SAS Program Structure (DATA step, PROC step, & Output step)

SAS program structure is easy to understand but before that you must have the basic understanding of SAS user interface or at least familiar with the SAS studio web application.

SAS programming structure mainly consists of three steps: the first is the data step, the second is a proc step, and third one is output step.

Apart from this few others like data set, label, variables, etc are also part of SAS program structure.

raw data to final analysis - SAS Programming Structure

We usually begin with the raw data which has not yet been processed by SAS. You use a set of statements such as DATA step along with other SAS statements to read raw data and store it into a new SAS data set. 

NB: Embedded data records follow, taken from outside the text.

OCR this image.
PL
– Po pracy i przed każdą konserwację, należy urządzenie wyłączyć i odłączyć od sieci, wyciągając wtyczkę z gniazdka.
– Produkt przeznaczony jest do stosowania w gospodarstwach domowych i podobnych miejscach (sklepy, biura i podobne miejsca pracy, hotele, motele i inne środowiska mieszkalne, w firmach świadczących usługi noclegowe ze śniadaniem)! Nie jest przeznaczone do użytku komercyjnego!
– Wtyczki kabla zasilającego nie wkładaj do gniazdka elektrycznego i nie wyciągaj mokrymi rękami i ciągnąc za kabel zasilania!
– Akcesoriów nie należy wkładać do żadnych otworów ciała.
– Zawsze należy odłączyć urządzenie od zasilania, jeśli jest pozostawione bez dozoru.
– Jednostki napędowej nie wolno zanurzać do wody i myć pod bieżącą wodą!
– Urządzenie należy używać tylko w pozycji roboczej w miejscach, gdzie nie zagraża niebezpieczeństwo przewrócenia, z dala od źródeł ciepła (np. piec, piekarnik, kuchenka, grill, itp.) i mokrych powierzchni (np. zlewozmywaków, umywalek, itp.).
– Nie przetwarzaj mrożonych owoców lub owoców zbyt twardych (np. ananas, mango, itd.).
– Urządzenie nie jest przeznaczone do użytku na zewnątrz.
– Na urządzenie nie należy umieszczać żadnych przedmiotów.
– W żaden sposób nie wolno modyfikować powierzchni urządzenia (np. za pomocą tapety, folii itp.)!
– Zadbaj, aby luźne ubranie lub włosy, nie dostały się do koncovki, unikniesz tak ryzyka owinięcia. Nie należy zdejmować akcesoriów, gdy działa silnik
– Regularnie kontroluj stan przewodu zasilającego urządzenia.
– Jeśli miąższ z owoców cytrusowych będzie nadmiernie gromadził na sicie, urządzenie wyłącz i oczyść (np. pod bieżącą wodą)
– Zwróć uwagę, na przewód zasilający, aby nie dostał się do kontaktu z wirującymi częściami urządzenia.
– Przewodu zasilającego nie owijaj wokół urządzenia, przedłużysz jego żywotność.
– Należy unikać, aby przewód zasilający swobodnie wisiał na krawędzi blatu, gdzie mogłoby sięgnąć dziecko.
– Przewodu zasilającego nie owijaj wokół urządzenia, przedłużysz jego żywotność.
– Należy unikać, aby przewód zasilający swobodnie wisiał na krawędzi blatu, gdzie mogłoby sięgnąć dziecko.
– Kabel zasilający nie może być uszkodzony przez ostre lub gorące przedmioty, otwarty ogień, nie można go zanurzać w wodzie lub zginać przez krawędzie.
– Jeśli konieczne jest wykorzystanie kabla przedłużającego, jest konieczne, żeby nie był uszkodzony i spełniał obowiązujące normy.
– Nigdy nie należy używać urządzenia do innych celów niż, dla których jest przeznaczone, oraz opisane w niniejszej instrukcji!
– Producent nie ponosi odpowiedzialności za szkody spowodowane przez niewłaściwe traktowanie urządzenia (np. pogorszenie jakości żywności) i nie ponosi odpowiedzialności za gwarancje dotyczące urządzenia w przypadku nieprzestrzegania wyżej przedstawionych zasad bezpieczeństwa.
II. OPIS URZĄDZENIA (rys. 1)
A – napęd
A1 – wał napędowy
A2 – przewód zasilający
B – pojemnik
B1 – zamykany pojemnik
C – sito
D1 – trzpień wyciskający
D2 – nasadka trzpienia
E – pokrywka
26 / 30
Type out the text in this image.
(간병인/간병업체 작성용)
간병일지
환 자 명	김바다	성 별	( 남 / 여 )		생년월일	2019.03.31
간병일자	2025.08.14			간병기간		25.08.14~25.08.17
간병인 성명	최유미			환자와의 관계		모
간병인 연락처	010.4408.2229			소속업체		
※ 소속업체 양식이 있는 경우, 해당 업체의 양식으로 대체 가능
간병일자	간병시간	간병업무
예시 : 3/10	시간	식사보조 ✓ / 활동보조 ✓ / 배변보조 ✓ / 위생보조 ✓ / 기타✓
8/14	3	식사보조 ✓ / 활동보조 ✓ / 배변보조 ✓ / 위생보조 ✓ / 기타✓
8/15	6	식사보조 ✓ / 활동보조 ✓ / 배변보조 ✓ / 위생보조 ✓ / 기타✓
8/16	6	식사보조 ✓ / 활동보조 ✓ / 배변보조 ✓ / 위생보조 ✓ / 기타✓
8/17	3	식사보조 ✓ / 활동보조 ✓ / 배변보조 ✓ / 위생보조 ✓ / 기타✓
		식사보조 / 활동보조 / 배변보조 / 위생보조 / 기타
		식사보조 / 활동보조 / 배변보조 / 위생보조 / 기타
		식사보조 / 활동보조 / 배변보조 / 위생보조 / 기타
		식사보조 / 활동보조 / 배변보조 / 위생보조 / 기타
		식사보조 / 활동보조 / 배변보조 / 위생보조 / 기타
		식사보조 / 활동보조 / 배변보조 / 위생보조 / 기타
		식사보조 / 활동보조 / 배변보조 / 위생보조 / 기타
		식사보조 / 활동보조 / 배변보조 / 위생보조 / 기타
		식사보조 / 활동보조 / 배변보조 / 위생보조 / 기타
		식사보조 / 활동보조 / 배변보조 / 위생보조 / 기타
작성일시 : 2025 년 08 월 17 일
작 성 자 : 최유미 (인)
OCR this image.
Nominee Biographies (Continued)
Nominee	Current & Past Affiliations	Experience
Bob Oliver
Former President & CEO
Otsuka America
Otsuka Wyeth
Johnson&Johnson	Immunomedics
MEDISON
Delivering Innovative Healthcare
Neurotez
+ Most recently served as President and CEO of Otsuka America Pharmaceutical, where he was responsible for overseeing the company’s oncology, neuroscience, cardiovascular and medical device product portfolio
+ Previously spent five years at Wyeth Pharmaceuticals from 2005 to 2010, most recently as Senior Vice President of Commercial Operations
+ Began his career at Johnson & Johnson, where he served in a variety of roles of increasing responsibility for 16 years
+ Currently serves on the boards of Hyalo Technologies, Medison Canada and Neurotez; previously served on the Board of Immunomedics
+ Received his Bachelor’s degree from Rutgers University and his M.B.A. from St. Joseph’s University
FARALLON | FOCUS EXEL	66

Further you can use proc step to modify or apply business rules on that data set to prepare for the analysis or to create reports.

It means to perform the basic operations such as reading data from source, analysing it, modifying data according to the business rules, and creating reports, you have to use SAS programming steps.

SAS Programming Structure

  1. DATA step
  2. PROC step
  3. OUTPUT step
SAS Program Structure

The Data Step

The DATA step consists of a group of SAS statements that begins with a DATA statement. It’s a process of building a SAS data set and names a data set.

When you submit a data step for execution, first it gets compiled, and then syntax checked. If the syntax is correct, then the statements are executed. 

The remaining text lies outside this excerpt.